CVT-Based Asynchronous BCI for Brain-Controlled Robot Navigation

• Published in: Cyborg and bionic systems Vol. 4; p. 0024
• Main Authors: Li, Mengfan, Wei, Ran, Zhang, Ziqi, Zhang, Pengfei, Xu, Guizhi, Liao, Wenzhe
• Format: Journal Article
• Language: English
• Published: United States AAAS 2023; American Association for the Advancement of Science (AAAS)
• Subjects: Autonomous navigation; Control systems; Human-computer interface; Intelligence; Obstacle avoidance; Roads & highways; Robot control; Robots; Segmentation; Tessellation; Voronoi graphs
• ISSN: 2692-7632; 2097-1087; 2692-7632
• DOI: 10.34133/cbsystems.0024

Brain–computer interface (BCI) is a typical direction of integration of human intelligence and robot intelligence. Shared control is an essential form of combining human and robot agents in a common task, but still faces a lack of freedom for the human agent. This paper proposes a Centroidal Voronoi Tessellation (CVT)-based road segmentation approach for brain-controlled robot navigation by means of asynchronous BCI. An electromyogram-based asynchronous mechanism is introduced into the BCI system for self-paced control. A novel CVT-based road segmentation method is provided to generate optional navigation goals in the road area for arbitrary goal selection.

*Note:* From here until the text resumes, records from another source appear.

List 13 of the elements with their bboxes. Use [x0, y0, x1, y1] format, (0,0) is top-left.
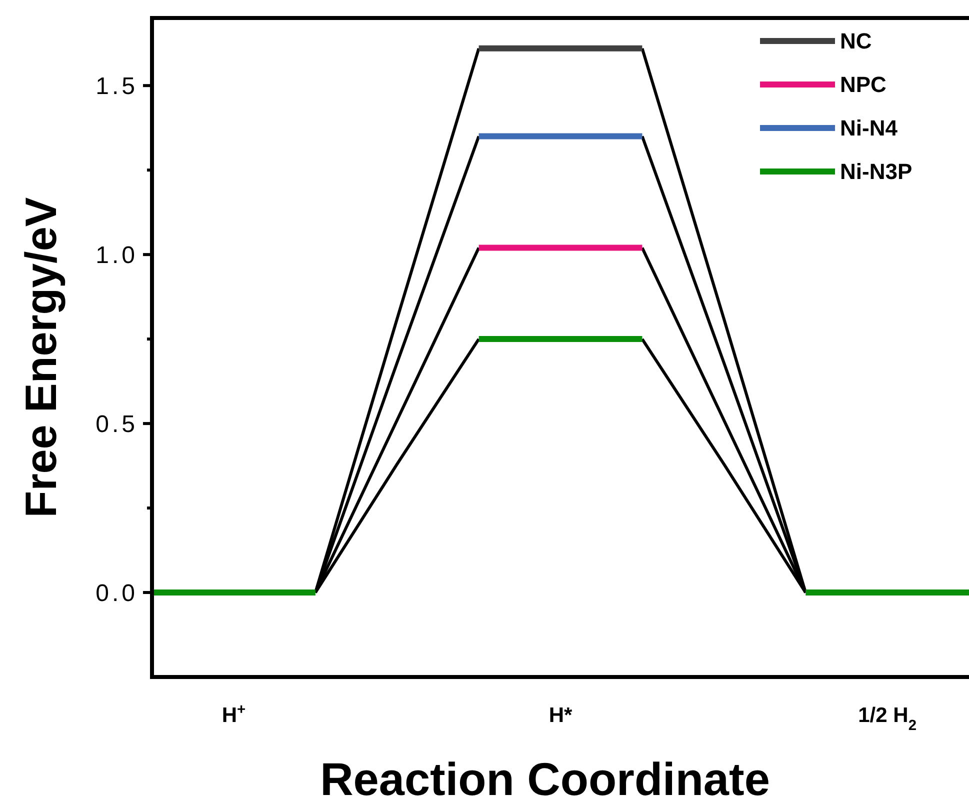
- y-tick-label: 1.5: [96, 72, 138, 100]
- legend-label: NC: [840, 28, 872, 54]
- x-tick-label: H$^{+}$: [222, 702, 246, 727]
- legend-label: Ni-N3P: [840, 159, 912, 184]
- legend-label: Ni-N4: [840, 116, 898, 141]
- legend-label: NPC: [840, 72, 887, 98]
- y-tick-label: 0.0: [96, 580, 138, 607]
- x-tick-label: 1/2 H$_{2}$: [858, 704, 916, 734]
- y-tick-label: 0.5: [96, 410, 138, 438]
- y-tick-label: 1.0: [96, 242, 138, 269]
- x-tick-label: H*: [548, 704, 573, 727]
- y-axis-title: Free Energy/eV: [17, 196, 66, 518]
- x-axis-title: Reaction Coordinate: [320, 753, 770, 805]
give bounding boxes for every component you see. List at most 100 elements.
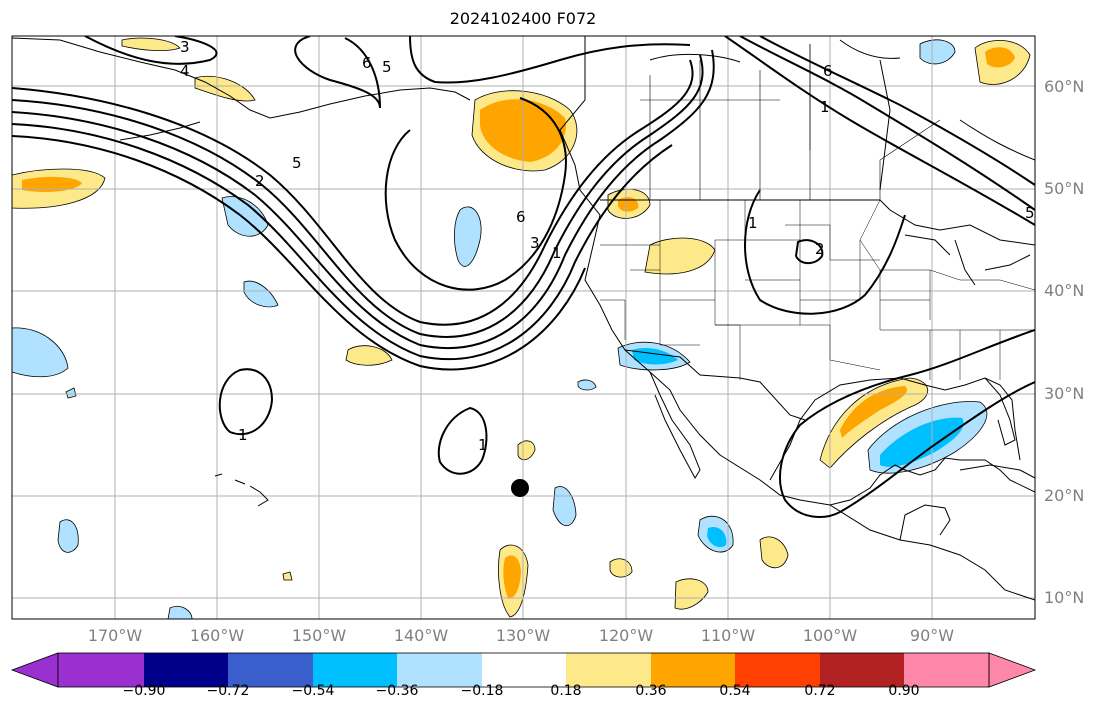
contour-label: 6 <box>823 62 833 80</box>
colorbar-tick-label: 0.18 <box>550 683 582 699</box>
contour-label: 6 <box>516 208 526 226</box>
lon-label: 90°W <box>909 626 955 645</box>
us-canada-border <box>600 199 1035 246</box>
positive-anomaly-area <box>503 555 521 599</box>
contour-label: 5 <box>382 58 392 76</box>
contour-label: 2 <box>815 240 825 258</box>
lat-label: 10°N <box>1044 588 1085 607</box>
lon-label: 130°W <box>495 626 551 645</box>
cuba <box>959 464 1035 479</box>
colorbar-tick-label: −0.18 <box>460 683 504 699</box>
positive-anomaly-area <box>819 377 928 469</box>
state-borders <box>600 199 1035 380</box>
map-title: 2024102400 F072 <box>449 9 597 28</box>
height-contour <box>739 36 1035 211</box>
contour-label: 4 <box>180 62 190 80</box>
hawaii-islands <box>214 473 269 507</box>
lat-label: 20°N <box>1044 486 1085 505</box>
alaska-coastline <box>12 37 471 119</box>
positive-anomaly-area <box>674 578 709 610</box>
height-contour <box>744 189 906 315</box>
colorbar-bin <box>313 653 397 687</box>
height-contour <box>12 59 694 326</box>
negative-anomaly-area <box>57 519 79 553</box>
negative-anomaly-area <box>65 387 77 399</box>
colorbar-bin <box>904 653 989 687</box>
positive-anomaly-area <box>618 197 639 212</box>
height-contour <box>384 97 567 291</box>
height-contour <box>437 406 488 475</box>
height-contour <box>84 36 218 65</box>
location-marker <box>511 479 529 497</box>
lon-label: 110°W <box>700 626 756 645</box>
colorbar-bin <box>228 653 313 687</box>
colorbar-bin <box>144 653 228 687</box>
colorbar-tick-label: −0.36 <box>375 683 419 699</box>
baja-coastline <box>649 371 701 479</box>
negative-anomaly-area <box>243 280 279 308</box>
lon-label: 160°W <box>189 626 245 645</box>
contour-label: 3 <box>180 38 190 56</box>
colorbar-tick-label: 0.72 <box>804 683 836 699</box>
colorbar-bin <box>566 653 651 687</box>
contour-label: 5 <box>292 154 302 172</box>
hudson-bay <box>879 59 891 191</box>
positive-anomaly-area <box>282 571 293 581</box>
negative-anomaly-area <box>12 327 69 378</box>
contour-label: 1 <box>820 98 830 116</box>
negative-anomaly-area <box>577 379 597 391</box>
map-plot-area: 3 4 6 5 5 2 6 3 1 1 2 1 1 6 1 5 <box>12 36 1035 619</box>
colorbar-bin <box>58 653 144 687</box>
height-contour <box>779 329 1035 518</box>
contour-label: 3 <box>530 234 540 252</box>
positive-anomaly-area <box>759 536 789 569</box>
height-contour <box>12 123 673 361</box>
colorbar-extend-high <box>988 652 1037 688</box>
colorbar-bin <box>397 653 482 687</box>
colorbar-bin <box>651 653 735 687</box>
contour-label: 1 <box>238 426 248 444</box>
height-contour <box>218 368 274 436</box>
height-contour <box>759 36 1035 186</box>
lat-label: 50°N <box>1044 179 1085 198</box>
contour-label: 6 <box>362 54 372 72</box>
contour-label: 1 <box>552 244 562 262</box>
positive-anomaly-area <box>517 440 536 461</box>
positive-anomaly-area <box>22 176 82 192</box>
north-america-coastline <box>559 36 1035 506</box>
lat-label: 30°N <box>1044 384 1085 403</box>
province-borders <box>640 44 941 200</box>
colorbar-tick-label: 0.36 <box>635 683 667 699</box>
height-contour <box>12 49 715 350</box>
contour-label: 1 <box>748 214 758 232</box>
lon-label: 170°W <box>87 626 143 645</box>
positive-anomaly-area <box>840 386 908 438</box>
map-frame <box>11 35 1036 620</box>
negative-anomaly-area <box>919 39 956 65</box>
colorbar-tick-label: −0.90 <box>122 683 166 699</box>
colorbar-extend-low <box>10 652 59 688</box>
positive-anomaly-area <box>345 345 393 366</box>
positive-anomaly-area <box>121 37 181 52</box>
colorbar-bin <box>735 653 820 687</box>
negative-anomaly-area <box>167 605 193 619</box>
lon-label: 120°W <box>598 626 654 645</box>
contour-label: 1 <box>478 436 488 454</box>
colorbar-bin <box>820 653 904 687</box>
contour-layer <box>12 36 1035 518</box>
height-contour <box>12 54 704 338</box>
height-contour <box>294 36 381 109</box>
colorbar-tick-label: 0.90 <box>888 683 920 699</box>
anomaly-fill-layer <box>12 37 1031 619</box>
lon-label: 100°W <box>802 626 858 645</box>
height-contour <box>12 135 586 371</box>
colorbar-tick-label: −0.54 <box>291 683 335 699</box>
negative-anomaly-area <box>707 526 727 548</box>
contour-label: 2 <box>255 172 265 190</box>
florida <box>984 377 1016 446</box>
lat-label: 60°N <box>1044 77 1085 96</box>
negative-anomaly-area <box>880 417 964 467</box>
central-america-coastline <box>829 504 1035 601</box>
contour-label: 5 <box>1025 204 1035 222</box>
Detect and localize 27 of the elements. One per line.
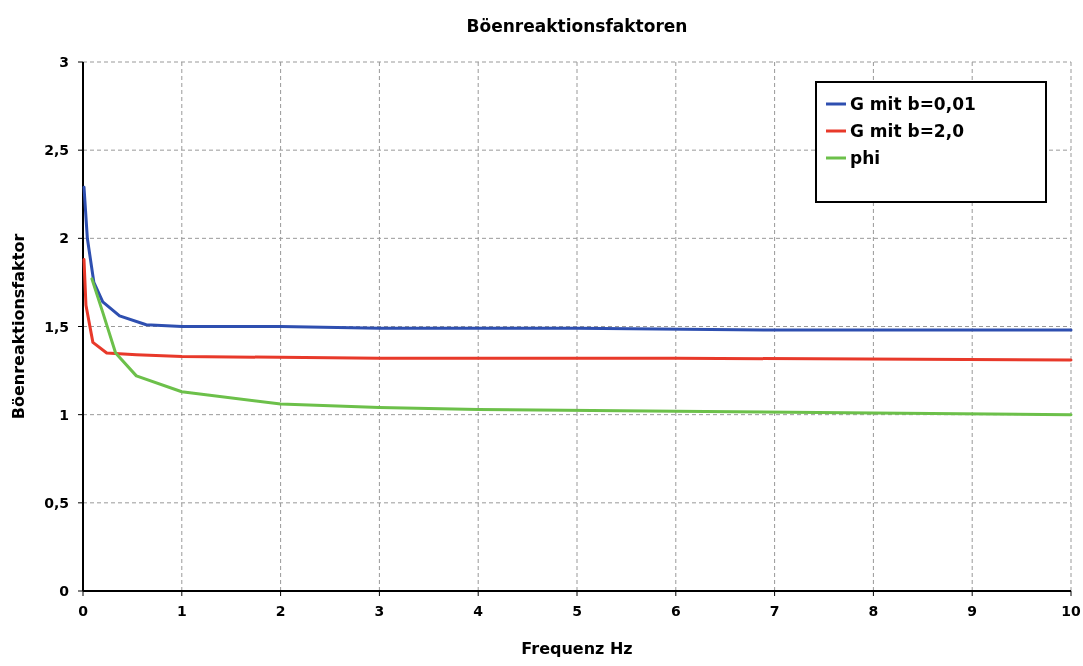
y-tick-label: 2,5 — [44, 142, 69, 159]
x-axis-title: Frequenz Hz — [521, 639, 633, 658]
chart-title: Böenreaktionsfaktoren — [466, 16, 688, 36]
x-tick-label: 5 — [572, 603, 582, 619]
x-tick-label: 8 — [868, 603, 879, 619]
x-tick-label: 4 — [473, 603, 484, 619]
y-tick-label: 3 — [59, 54, 69, 70]
x-tick-label: 6 — [670, 603, 681, 619]
x-tick-label: 0 — [78, 603, 89, 619]
line-series — [90, 277, 1073, 417]
y-tick-label: 0 — [59, 583, 70, 599]
x-tick-label: 2 — [275, 603, 286, 619]
x-tick-label: 9 — [967, 603, 978, 619]
x-tick-label: 7 — [769, 603, 780, 619]
y-tick-label: 2 — [59, 230, 69, 247]
line-series — [82, 257, 1073, 362]
legend-label: phi — [850, 148, 881, 168]
x-tick-label: 10 — [1061, 603, 1081, 619]
y-tick-label: 1,5 — [44, 318, 69, 335]
x-tick-label: 3 — [374, 603, 385, 619]
legend-label: G mit b=0,01 — [850, 94, 976, 114]
legend-label: G mit b=2,0 — [850, 121, 965, 141]
y-axis-title: Böenreaktionsfaktor — [9, 233, 28, 420]
line-series — [82, 185, 1073, 332]
y-tick-label: 0,5 — [44, 494, 69, 511]
y-tick-label: 1 — [59, 406, 69, 423]
x-tick-label: 1 — [176, 603, 187, 619]
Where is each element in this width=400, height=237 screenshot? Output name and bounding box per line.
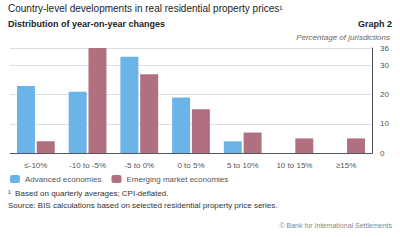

An event-related potential of the BCI is designed for target selection to communicate with the robot. The robot has an autonomous navigation function to reach the human selected goals. A comparison experiment in the single-step control pattern is executed to verify the effectiveness of the CVT-based asynchronous (CVT-A) BCI system. Eight subjects participated in the experiment, and they were instructed to control the robot to navigate toward a destination with obstacle avoidance tasks. The results show that the CVT-A BCI system can shorten the task duration, decrease the command times, and optimize navigation path, compared with the single-step pattern. Moreover, this shared control mechanism of the CVT-A BCI system contributes to the promotion of human and robot agent integration control in unstructured environments.